Every small town can tell a story about some expert who rolls into headlines, grifts the local taxpayers and thought she/he was going to institute sweeping changes, only to fall flat on their face and the community then faced with cleanup. If Alamogordo allows this charter to move forward, 5 years from now, this will be yet another story of woe.
How charters are run, funded, and overseen varies dramatically from state to state, school to school. In Charter Schools at the Crossroads, one of the most comprehensive overviews of the charter movement, Chester Finn, M.A.T.’67, Ed.D.’70, concludes, “The charter track record can best be described as stunningly uneven,” and yet the proponents of the Charter in Alamogordo have little to NO experience in operating Charter schools in New Mexico, yet they expect public support for their grab of your public schools taxpayer dollars.
Alamogordo’s citizens must ask themselves based upon what past charter school experience do we entrust this group to lead Alamogordos educational reform initiatives?
A charter school may be a viable option for Alamogordos students but so to might be a magnet school or a STEM focused institution of excellence within APS.

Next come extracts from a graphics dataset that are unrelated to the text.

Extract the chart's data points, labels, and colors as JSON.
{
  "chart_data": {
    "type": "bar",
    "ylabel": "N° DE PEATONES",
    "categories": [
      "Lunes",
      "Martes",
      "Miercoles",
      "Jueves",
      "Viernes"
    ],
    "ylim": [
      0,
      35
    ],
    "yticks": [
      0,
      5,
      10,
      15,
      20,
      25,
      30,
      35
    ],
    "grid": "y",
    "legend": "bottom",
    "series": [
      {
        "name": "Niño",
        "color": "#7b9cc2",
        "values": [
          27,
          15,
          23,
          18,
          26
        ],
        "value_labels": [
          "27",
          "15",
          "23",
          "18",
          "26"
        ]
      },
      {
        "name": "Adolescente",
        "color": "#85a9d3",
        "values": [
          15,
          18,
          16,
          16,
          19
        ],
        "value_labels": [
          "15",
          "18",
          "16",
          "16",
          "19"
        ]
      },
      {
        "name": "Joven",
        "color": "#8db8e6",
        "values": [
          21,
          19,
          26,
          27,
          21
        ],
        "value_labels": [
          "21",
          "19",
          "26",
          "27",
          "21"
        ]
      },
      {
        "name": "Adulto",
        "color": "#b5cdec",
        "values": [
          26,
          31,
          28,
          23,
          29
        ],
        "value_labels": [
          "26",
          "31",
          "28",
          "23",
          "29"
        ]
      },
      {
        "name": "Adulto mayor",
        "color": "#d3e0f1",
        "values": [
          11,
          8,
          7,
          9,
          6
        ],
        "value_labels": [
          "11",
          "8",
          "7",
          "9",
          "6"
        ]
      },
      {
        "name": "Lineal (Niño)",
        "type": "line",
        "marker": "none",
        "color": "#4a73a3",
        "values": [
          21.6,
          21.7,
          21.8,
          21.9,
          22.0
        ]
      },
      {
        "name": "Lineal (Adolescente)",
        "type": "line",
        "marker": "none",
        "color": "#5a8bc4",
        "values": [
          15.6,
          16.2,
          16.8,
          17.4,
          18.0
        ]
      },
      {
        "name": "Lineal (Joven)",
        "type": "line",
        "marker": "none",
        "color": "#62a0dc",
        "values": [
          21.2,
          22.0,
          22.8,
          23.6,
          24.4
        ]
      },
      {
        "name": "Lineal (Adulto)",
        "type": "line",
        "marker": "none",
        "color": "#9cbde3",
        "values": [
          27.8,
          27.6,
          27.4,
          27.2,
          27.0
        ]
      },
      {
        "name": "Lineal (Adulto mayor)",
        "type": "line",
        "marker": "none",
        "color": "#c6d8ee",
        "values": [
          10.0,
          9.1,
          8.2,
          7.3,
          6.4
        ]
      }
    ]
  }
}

All options should be debated, considered and evaluated by a large diverse cross-section of Alamogordo stakeholders to include representatives from the tribal lands, Hispanics, African Americans, the LBGTQ Community, economically challenged communities, the challenges and disabled communities, and those gifted and fiscally talented. Until that moment occurs Alamogordo taxpayers should oppose a charter school
Yes to a charter school for Alamogordo? Maybe, with broad public discussion, UPFRONT and open discussion, debate and transparency.
NO to the proposed charter.
Let your voice be heard - no to Alamogordo Charter Sacramento School of Science and Engineering.